Remember that feeling as a kid when you’ve fallen into a dirty puddle and then had to spend the day in wet, dirty jeans because you were afraid to confront your parents? Well, Nordstrom decided it was time somebody turned this unfortunate circumstance into a fashion statement with their now-viral item: Barracuda Straight Leg Jeans.
Because I’m sure you aren’t envisioning the sartorial eyesore correctly, let me share a photo of this tragic answer to American culture, which retails for $425.
What. Is. Happening. pic.twitter.com/BLkaVGi8IV— Bobby Box (@bobbyboxington) April 26, 2017
As Nordstrom undoubtedly hoped, social media snark brewed among savvy millennials, all while assuring audiences that no, this is not a joke, and yes, these jeans are very real.
The fashion retailer describes the jeans as: “heavily distressed medium-blue denim jeans in a comfortable straight-leg fit” that “embody rugged, Americana workwear that’s seen some hard-working action with a crackled, caked-on muddy coating that shows you’re not afraid to get down and dirty.”
Again, this is not a joke. The fact that one has to buy a pair of $400 jeans to give the impression that they’ve put in a hard day’s work may seem like an expensive wisecrack introduced several weeks after April Fool’s Day, but it is not. Instead, it’s yet another symptom of America’s looming apocalypse.
For starters, the mud on the jeans are obviously manufactured. If not for the poor graphic treatment, than for the mere fact that the jeans are covered in mud. The impression given is that this guy didn’t just work around the farm plowing soil, it instead suggests that he mud-wrestled some pigs and lost. That, or he murdered his girlfriend and tried to bury the evidence.
The denim industry is confused at the moment. And this declaration is only further enforced when a new contender for “worst idea ever” recently entered the jean ring. The challenger is the MOTO Clear Plastic Straight Leg Jean and it is exactly as the name suggests: completely clear jeans made from plastic.

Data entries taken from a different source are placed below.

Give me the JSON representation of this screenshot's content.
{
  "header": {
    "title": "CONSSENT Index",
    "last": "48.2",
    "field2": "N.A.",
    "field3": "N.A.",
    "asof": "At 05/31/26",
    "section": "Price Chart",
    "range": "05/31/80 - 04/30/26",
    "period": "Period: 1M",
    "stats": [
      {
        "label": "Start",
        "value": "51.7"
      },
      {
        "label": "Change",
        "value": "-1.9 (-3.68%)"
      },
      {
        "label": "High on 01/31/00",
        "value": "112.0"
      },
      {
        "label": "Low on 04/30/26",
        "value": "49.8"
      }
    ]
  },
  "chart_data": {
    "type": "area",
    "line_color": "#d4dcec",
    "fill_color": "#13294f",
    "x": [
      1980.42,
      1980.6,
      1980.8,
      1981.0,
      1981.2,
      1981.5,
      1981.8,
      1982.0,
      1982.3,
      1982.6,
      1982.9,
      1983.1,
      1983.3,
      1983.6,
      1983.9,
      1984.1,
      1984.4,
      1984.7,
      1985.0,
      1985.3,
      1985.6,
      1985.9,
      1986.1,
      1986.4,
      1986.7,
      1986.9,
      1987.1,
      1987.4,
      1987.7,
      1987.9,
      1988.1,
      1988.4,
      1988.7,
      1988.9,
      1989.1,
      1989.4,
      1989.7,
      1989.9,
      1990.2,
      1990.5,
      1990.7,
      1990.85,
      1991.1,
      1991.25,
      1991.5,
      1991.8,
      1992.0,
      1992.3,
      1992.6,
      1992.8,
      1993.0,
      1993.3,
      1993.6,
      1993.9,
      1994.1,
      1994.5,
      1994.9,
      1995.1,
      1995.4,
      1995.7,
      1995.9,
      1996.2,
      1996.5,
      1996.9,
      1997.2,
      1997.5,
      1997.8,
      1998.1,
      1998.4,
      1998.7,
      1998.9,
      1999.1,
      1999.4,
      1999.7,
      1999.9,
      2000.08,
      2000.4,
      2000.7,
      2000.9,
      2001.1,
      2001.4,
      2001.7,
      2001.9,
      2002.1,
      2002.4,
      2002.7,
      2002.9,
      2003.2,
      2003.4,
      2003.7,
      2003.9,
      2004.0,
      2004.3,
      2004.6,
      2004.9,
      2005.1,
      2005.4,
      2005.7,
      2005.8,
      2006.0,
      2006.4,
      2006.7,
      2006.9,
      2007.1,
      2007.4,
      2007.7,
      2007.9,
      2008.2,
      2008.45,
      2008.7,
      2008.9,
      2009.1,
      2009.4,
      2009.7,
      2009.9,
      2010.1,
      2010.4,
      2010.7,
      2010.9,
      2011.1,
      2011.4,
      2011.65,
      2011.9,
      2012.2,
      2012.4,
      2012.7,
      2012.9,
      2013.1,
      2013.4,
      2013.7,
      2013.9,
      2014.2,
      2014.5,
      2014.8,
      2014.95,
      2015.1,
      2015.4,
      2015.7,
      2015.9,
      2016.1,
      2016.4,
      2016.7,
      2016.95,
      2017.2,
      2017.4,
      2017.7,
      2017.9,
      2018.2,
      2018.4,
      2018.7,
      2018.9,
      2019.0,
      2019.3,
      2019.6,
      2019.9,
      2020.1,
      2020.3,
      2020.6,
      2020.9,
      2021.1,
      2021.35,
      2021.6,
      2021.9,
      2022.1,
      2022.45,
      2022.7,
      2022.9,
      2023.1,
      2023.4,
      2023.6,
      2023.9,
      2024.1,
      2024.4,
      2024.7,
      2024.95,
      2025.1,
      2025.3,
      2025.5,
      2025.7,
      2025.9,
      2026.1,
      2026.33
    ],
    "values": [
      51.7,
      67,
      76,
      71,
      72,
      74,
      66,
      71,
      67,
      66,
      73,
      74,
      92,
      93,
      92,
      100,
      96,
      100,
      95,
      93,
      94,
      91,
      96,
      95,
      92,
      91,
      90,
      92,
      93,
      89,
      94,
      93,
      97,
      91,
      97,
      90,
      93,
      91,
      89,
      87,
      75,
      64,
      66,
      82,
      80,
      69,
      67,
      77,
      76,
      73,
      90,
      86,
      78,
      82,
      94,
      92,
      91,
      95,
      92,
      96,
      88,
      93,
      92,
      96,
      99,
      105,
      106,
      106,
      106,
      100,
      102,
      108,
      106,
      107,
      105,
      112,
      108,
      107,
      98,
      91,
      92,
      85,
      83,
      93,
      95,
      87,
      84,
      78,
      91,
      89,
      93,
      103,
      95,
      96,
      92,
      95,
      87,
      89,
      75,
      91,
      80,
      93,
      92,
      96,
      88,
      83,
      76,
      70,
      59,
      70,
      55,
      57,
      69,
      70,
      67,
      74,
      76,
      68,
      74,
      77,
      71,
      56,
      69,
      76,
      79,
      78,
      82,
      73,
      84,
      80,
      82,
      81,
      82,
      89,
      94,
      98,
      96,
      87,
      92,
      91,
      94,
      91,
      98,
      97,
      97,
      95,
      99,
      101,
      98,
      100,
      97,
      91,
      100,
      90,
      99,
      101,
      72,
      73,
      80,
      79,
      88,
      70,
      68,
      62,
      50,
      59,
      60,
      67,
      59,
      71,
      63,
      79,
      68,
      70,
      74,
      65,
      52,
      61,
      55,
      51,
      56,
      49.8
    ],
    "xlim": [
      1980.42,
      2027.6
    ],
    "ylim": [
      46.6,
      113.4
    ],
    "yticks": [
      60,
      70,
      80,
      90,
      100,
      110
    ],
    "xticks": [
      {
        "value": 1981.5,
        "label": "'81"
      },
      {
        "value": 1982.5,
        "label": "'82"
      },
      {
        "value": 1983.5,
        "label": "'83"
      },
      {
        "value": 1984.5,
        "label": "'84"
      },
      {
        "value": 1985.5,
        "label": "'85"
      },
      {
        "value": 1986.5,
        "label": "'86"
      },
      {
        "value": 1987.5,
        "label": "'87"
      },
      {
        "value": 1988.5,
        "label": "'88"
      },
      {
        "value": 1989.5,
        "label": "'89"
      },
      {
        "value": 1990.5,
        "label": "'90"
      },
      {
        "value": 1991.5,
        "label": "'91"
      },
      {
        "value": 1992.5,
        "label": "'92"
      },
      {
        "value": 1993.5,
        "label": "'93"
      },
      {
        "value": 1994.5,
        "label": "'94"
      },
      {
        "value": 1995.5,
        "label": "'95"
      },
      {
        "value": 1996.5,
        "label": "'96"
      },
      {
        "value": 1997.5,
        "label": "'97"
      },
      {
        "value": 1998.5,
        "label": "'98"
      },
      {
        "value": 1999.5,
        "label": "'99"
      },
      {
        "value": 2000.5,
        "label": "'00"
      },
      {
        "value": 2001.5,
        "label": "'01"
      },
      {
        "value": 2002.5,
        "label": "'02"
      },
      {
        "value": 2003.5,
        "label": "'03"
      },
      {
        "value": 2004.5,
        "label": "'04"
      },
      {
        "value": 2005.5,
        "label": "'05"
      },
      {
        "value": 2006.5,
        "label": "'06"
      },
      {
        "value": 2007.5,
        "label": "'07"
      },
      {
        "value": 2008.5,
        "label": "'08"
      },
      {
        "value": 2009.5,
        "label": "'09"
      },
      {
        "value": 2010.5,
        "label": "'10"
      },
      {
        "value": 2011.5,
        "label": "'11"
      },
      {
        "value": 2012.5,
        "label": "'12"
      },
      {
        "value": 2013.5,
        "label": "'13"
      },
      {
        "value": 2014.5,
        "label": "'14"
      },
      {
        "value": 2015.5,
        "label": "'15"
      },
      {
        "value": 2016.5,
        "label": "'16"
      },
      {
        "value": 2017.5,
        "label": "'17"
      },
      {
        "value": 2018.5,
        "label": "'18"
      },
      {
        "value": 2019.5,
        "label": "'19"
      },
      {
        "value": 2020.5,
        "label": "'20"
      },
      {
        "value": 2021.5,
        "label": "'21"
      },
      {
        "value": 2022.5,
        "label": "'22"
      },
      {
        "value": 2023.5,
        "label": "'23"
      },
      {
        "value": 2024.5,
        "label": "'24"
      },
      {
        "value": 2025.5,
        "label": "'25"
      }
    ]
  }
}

“Think outside the box with these out-of-the-ordinary clear plastic jeans – guaranteed to get people talking,” Topshop’s description reads before adding that, because the garment is made from 100 percent Polyurethane, these babies are “wipe clean only.” Stupid right? Perhaps not. The item is currently sold out.
This completely clear pair of pants actually follows yet another similarly bizarre item offered by–you guessed it!–Nordstrom, that featured plastic knee panels.
Obviously, the fashion industry is either spectacularly bored or has found that brewing outrage online is a more financially feasible way to sell clothes than spending the money to have supermodels like Kendall Jenner stroll down a runway in them. Either way, the world is over, and I won’t be caught dead in a pair of jeans that give people the impression that I leave the house.